How can I see the current urlpatterns that "reverse" is looking in?
I'm calling reverse in a view with an argument that I think should work, but doesn't. Any way I can check what's there and why my pattern isn't?
If you want a list of all the urls in your project, first you need to install django-extensions
You can simply install using command.
pip install django-extensions
For more information related to package goto django-extensions
After that, add django_extensions in INSTALLED_APPS in your settings.py file like this:
INSTALLED_APPS = (
...
'django_extensions',
...
)
urls.py example:
from django.urls import path, include
from . import views
from . import health_views
urlpatterns = [
path('get_url_info', views.get_url_func),
path('health', health_views.service_health_check),
path('service-session/status', views.service_session_status)
]
And then, run any of the command in your terminal
python manage.py show_urls
or
./manage.py show_urls
Sample output example based on config urls.py:
/get_url_info django_app.views.get_url_func
/health django_app.health_views.service_health_check
/service-session/status django_app.views.service_session_status
For more information you can check the documentation.
Try this:
from django.urls import get_resolver
get_resolver().reverse_dict.keys()
Or if you're still on Django 1.*:
from django.core.urlresolvers import get_resolver
get_resolver(None).reverse_dict.keys()
Django >= 2.0 solution
I tested the other answers in this post and they were either not working with Django 2.X, incomplete or too complex. Therefore, here is my take on this:
from django.conf import settings
from django.urls import URLPattern, URLResolver
urlconf = __import__(settings.ROOT_URLCONF, {}, {}, [''])

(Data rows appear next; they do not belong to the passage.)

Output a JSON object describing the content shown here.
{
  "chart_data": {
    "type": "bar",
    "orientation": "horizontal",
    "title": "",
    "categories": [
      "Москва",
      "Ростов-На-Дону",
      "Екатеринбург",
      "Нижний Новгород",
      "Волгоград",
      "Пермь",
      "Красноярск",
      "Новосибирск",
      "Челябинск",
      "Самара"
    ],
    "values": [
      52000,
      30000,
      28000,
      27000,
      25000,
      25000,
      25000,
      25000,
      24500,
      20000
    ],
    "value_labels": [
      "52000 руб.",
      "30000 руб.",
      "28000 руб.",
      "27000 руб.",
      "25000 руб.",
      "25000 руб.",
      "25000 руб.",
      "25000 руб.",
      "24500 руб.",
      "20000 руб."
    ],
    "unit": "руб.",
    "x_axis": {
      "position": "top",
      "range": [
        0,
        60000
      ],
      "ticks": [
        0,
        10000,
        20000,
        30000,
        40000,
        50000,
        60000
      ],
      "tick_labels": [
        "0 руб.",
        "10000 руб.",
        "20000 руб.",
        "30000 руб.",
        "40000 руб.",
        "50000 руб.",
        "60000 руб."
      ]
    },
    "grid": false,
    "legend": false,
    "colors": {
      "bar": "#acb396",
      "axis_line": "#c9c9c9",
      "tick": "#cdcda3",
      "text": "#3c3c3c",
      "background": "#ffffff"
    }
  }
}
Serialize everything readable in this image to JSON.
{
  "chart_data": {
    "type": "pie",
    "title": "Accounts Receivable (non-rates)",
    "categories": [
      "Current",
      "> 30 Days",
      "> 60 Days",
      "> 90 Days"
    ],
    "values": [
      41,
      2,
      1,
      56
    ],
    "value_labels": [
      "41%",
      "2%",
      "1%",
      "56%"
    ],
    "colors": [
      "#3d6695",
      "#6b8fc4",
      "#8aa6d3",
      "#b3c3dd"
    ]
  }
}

def list_urls(lis, acc=None):
if acc is None:
acc = []
if not lis:
return
l = lis[0]
if isinstance(l, URLPattern):
yield acc + [str(l.pattern)]
elif isinstance(l, URLResolver):
yield from list_urls(l.url_patterns, acc + [str(l.pattern)])
yield from list_urls(lis[1:], acc)
for p in list_urls(urlconf.urlpatterns):
print(''.join(p))
This code prints all URLs, unlike some other solutions it will print the full path and not only the last node. e.g.:
admin/
admin/login/
admin/logout/
admin/password_change/
admin/password_change/done/
admin/jsi18n/
admin/r/<int:content_type_id>/<path:object_id>/
admin/auth/group/
admin/auth/group/add/
admin/auth/group/autocomplete/
admin/auth/group/<path:object_id>/history/
admin/auth/group/<path:object_id>/delete/
admin/auth/group/<path:object_id>/change/
admin/auth/group/<path:object_id>/
admin/auth/user/<id>/password/
admin/auth/user/
... etc, etc
Django 1.11, Python 2.7.6
cd to_your_django_project
python manage.py shell
Then paste following code.
from django.conf.urls import RegexURLPattern, RegexURLResolver
from django.core import urlresolvers
urls = urlresolvers.get_resolver()
def if_none(value):
if value:
return value
return ''
def print_urls(urls, parent_pattern=None):
for url in urls.url_patterns:
if isinstance(url, RegexURLResolver):
print_urls(url, if_none(parent_pattern) + url.regex.pattern)
elif isinstance(url, RegexURLPattern):
print(if_none(parent_pattern) + url.regex.pattern)
print_urls(urls)
Sample output:
^django-admin/^$
^django-admin/^login/$
^django-admin/^logout/$
^django-admin/^password_change/$
^django-admin/^password_change/done/$
^django-admin/^jsi18n/$
^django-admin/^r/(?P<content_type_id>\d+)/(?P<object_id>.+)/$
^django-admin/^wagtailimages/image/^$
^django-admin/^wagtailimages/image/^add/$
^django-admin/^wagtailimages/image/^(.+)/history/$
^django-admin/^wagtailimages/image/^(.+)/delete/$
^django-admin/^wagtailimages/image/^(.+)/change/$
^django-admin/^wagtailimages/image/^(.+)/$
...
In Django 3.0, it's as easy as:
from django.urls import get_resolver
print(get_resolver().url_patterns)
Prints:
[<URLPattern '' [name='home']>, <URLPattern '/testing' [name='another_url']>]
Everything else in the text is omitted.